AES Summit Generation v. Hungary, Decision of the ad hoc Committee on the Application for Annulment, ICSID Case No. ARB/07/22 (Jun 29, 2012)

I. INTRODUCTION AND PROCEDURAL HISTORY
1. On 19 January 2011, AES Summit Generation Limited and AES-Tisza Erőmű Kft. (together, the “Applicants” or “AES”) filed a timely application for annulment, pursuant to Article 52 of the Convention on the Settlement of Investment Disputes between States and Nationals of Other States (the “ICSID Convention” or “Convention”), of the Award which was rendered on 23 September 2010 (the “Award”) in favour of Hungary (“Hungary” or “Respondent”) by an Arbitral Tribunal composed of Mr. Claus von Wobeser (President), Professor Brigitte Stern and J. William Rowley QC (the “Tribunal”).

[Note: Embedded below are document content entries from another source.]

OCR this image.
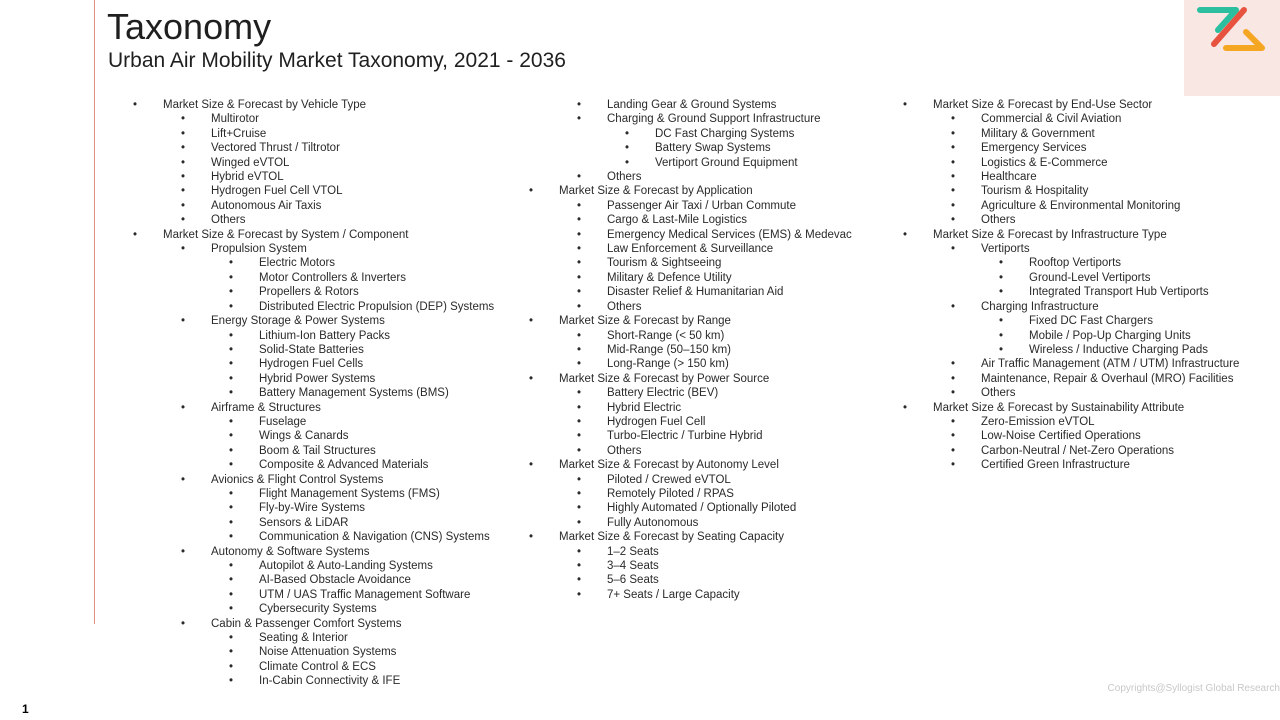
Taxonomy
Urban Air Mobility Market Taxonomy, 2021 - 2036
• Market Size & Forecast by Vehicle Type
• Multirotor
• Lift+Cruise
• Vectored Thrust / Tiltrotor
• Winged eVTOL
• Hybrid eVTOL
• Hydrogen Fuel Cell VTOL
• Autonomous Air Taxis
• Others
• Market Size & Forecast by System / Component
• Propulsion System
• Electric Motors
• Motor Controllers & Inverters
• Propellers & Rotors
• Distributed Electric Propulsion (DEP) Systems
• Energy Storage & Power Systems
• Lithium-Ion Battery Packs
• Solid-State Batteries
• Hydrogen Fuel Cells
• Hybrid Power Systems
• Battery Management Systems (BMS)
• Airframe & Structures
• Fuselage
• Wings & Canards
• Boom & Tail Structures
• Composite & Advanced Materials
• Avionics & Flight Control Systems
• Flight Management Systems (FMS)
• Fly-by-Wire Systems
• Sensors & LiDAR
• Communication & Navigation (CNS) Systems
• Autonomy & Software Systems
• Autopilot & Auto-Landing Systems
• AI-Based Obstacle Avoidance
• UTM / UAS Traffic Management Software
• Cybersecurity Systems
• Cabin & Passenger Comfort Systems
• Seating & Interior
• Noise Attenuation Systems
• Climate Control & ECS
• In-Cabin Connectivity & IFE
• Landing Gear & Ground Systems
• Charging & Ground Support Infrastructure
• DC Fast Charging Systems
• Battery Swap Systems
• Vertiport Ground Equipment
• Others
• Market Size & Forecast by Application
• Passenger Air Taxi / Urban Commute
• Cargo & Last-Mile Logistics
• Emergency Medical Services (EMS) & Medevac
• Law Enforcement & Surveillance
• Tourism & Sightseeing
• Military & Defence Utility
• Disaster Relief & Humanitarian Aid
• Others
• Market Size & Forecast by Range
• Short-Range (< 50 km)
• Mid-Range (50–150 km)
• Long-Range (> 150 km)
• Market Size & Forecast by Power Source
• Battery Electric (BEV)
• Hybrid Electric
• Hydrogen Fuel Cell
• Turbo-Electric / Turbine Hybrid
• Others
• Market Size & Forecast by Autonomy Level
• Piloted / Crewed eVTOL
• Remotely Piloted / RPAS
• Highly Automated / Optionally Piloted
• Fully Autonomous
• Market Size & Forecast by Seating Capacity
• 1–2 Seats
• 3–4 Seats
• 5–6 Seats
• 7+ Seats / Large Capacity
• Market Size & Forecast by End-Use Sector
• Commercial & Civil Aviation
• Military & Government
• Emergency Services
• Logistics & E-Commerce
• Healthcare
• Tourism & Hospitality
• Agriculture & Environmental Monitoring
• Others
• Market Size & Forecast by Infrastructure Type
• Vertiports
• Rooftop Vertiports
• Ground-Level Vertiports
• Integrated Transport Hub Vertiports
• Charging Infrastructure
• Fixed DC Fast Chargers
• Mobile / Pop-Up Charging Units
• Wireless / Inductive Charging Pads
• Air Traffic Management (ATM / UTM) Infrastructure
• Maintenance, Repair & Overhaul (MRO) Facilities
• Others
• Market Size & Forecast by Sustainability Attribute
• Zero-Emission eVTOL
• Low-Noise Certified Operations
• Carbon-Neutral / Net-Zero Operations
• Certified Green Infrastructure
1
Copyrights@Syllogist Global Research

2. The Award determined that the dispute between Applicants and Respondent (the “Parties”) related to an alleged violation by Respondent of its obligations under the Energy Charter Treaty (the “ECT”). Applicants’ original claim arose out of Hungary’s enactment of the 2006 Electricity Act Amendment, which provided for the re-introduction of regulated prices for electricity generators pursuant to two price decrees in December 2006 and February 2007 respectively. Administrative prices had been abolished as from 01 January 2004, pursuant to the Electricity Act 2001, prior to Hungary’s accession to the European Union. Specifically, Applicants alleged that Hungary violated its obligations under the ECT in the following respects: (i) breach of its obligation to provide fair and equitable treatment; (ii) impairment of AES’s investment by unreasonable and discriminatory measures; (iii) breach of its obligation to provide national treatment; (iv) breach of its obligation to provide most-favoured nation treatment; (v) breach of its obligation to provide constant protection and security; and (vi) expropriation.